Corona hat sie selbst hart erwischt. Gerade hat sie ihr Studium angefangen, wohnte auf 20 Quadratmetern allein in Köln. Sie hat sich dann ein WG-Zimmer gesucht. Aber sie findet:

"Das ist kein Generationen-Konflikt zwischen Party und sterben. Es betrifft eigentlich alle."
Sarah-Lee Heinrich

Angst um den Abi-Schnitt

Franziska Schürken hat Sorge, dass sie ihr Abi nicht mit 1,0 macht wegen Corona.
Franziska Schürken hat Sorge, dass sie ihr Abi nicht mit 1,0 macht wegen Corona.bild: screenshot ard

Franiska Schürken (17) erzählt, dass sie Medizin studieren will. Von März bis Mai hatte sie quasi keinen Unterricht, auch Homeschooling sei eigentlich eher kein Unterricht gewesen. Und danach habe es viele Quarantänepausen gegeben. Coronamäßig geändert habe sich in der Schule nichts. Digitale Endgeräte hätten auch heute nur die Jugendlichen, die sie auch selbst gekauft hätten.

"Lüftungsanlagen haben wir nicht, bei uns ist es kalt – vielen sind in der Klausur die Beine angefroren." Allzu schlimm scheint es für sie selbst aber nicht zu laufen: Sie wollte ihr Abi mit 1,0 bestehen und rechnet auch noch weiterhin damit, dass es klappt. Und sonst will sie Geisteswissenschaften studieren, das ginge auch mit schlechterem Schnitt.

Da gibt es sicher drastischere Beispiele. Finden auch die Zuschauer.

Auf Frage von Ex-Azubi weiß Scholz keine Antwort

Veranstaltungskaufmann Marcel Seidenzahl (22) arbeitet bald als Gebäudereiniger.
Veranstaltungskaufmann Marcel Seidenzahl (22) arbeitet bald als Gebäudereiniger. bild: screenshot ard

Der Veranstaltungskaufmann Marcel Seidenzahl (22) ist dann noch etwas härter betroffen von Corona. Er hat in einem großen Berliner Hotel gelernt. Im Juni hat er seine Lehre abgeschlossen und wurde nur wegen der Corona-Krise nicht übernommen. "Das schmerzt schon sehr."

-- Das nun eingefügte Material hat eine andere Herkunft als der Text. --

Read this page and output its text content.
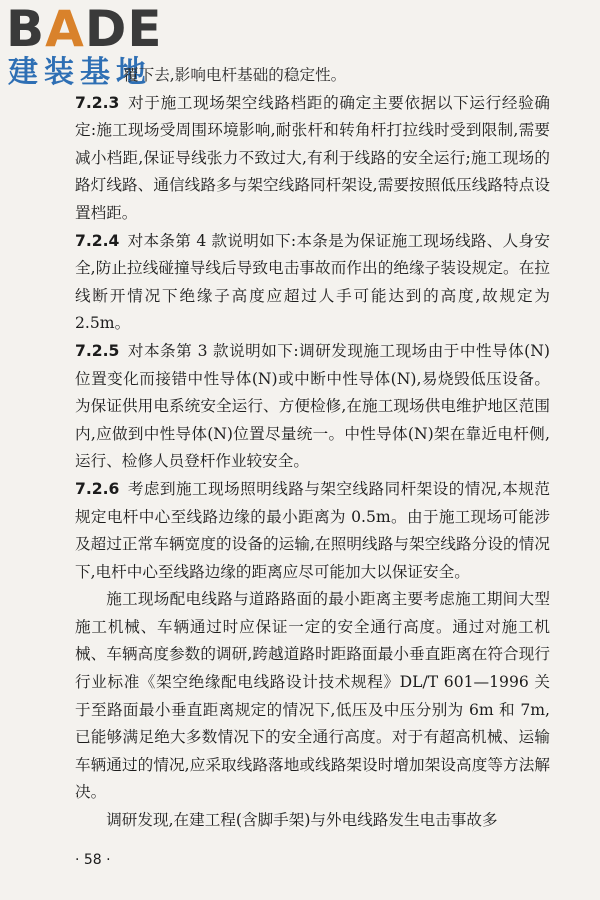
BADE
建装基地

覆下去,影响电杆基础的稳定性。

7.2.3 对于施工现场架空线路档距的确定主要依据以下运行经验确定:施工现场受周围环境影响,耐张杆和转角杆打拉线时受到限制,需要减小档距,保证导线张力不致过大,有利于线路的安全运行;施工现场的路灯线路、通信线路多与架空线路同杆架设,需要按照低压线路特点设置档距。

7.2.4 对本条第 4 款说明如下:本条是为保证施工现场线路、人身安全,防止拉线碰撞导线后导致电击事故而作出的绝缘子装设规定。在拉线断开情况下绝缘子高度应超过人手可能达到的高度,故规定为 2.5m。

7.2.5 对本条第 3 款说明如下:调研发现施工现场由于中性导体(N)位置变化而接错中性导体(N)或中断中性导体(N),易烧毁低压设备。为保证供用电系统安全运行、方便检修,在施工现场供电维护地区范围内,应做到中性导体(N)位置尽量统一。中性导体(N)架在靠近电杆侧,运行、检修人员登杆作业较安全。

7.2.6 考虑到施工现场照明线路与架空线路同杆架设的情况,本规范规定电杆中心至线路边缘的最小距离为 0.5m。由于施工现场可能涉及超过正常车辆宽度的设备的运输,在照明线路与架空线路分设的情况下,电杆中心至线路边缘的距离应尽可能加大以保证安全。

施工现场配电线路与道路路面的最小距离主要考虑施工期间大型施工机械、车辆通过时应保证一定的安全通行高度。通过对施工机械、车辆高度参数的调研,跨越道路时距路面最小垂直距离在符合现行行业标准《架空绝缘配电线路设计技术规程》DL/T 601—1996 关于至路面最小垂直距离规定的情况下,低压及中压分别为 6m 和 7m,已能够满足绝大多数情况下的安全通行高度。对于有超高机械、运输车辆通过的情况,应采取线路落地或线路架设时增加架设高度等方法解决。

调研发现,在建工程(含脚手架)与外电线路发生电击事故多

· 58 ·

Er wollte eigentlich zu Hause ausziehen, bleibt nun bei seinen Eltern wohnen. Im nächsten Monat fängt er einen Minijob als Gebäudereiniger an. "Dass man sich irgendwie wieder gebraucht fühlt." So positiv er wirkt, so greifbar wird seine Sorge. Auch weil er schon weit in die Zukunft denkt. Weiter sogar als Olaf Scholz.

Seidenzahl fragt den Bundesfinanzminister, ob es für seine Generation einen Zuschuss bei der Rente geben wird für eventuell verpasste Beitragszahler-Jahre. Scholz völlig überrascht: "Ehrlicherweise muss ich sagen, über die Frage habe ich noch nicht nachgedacht." Aber es sei ja noch Zeit das nachzuholen.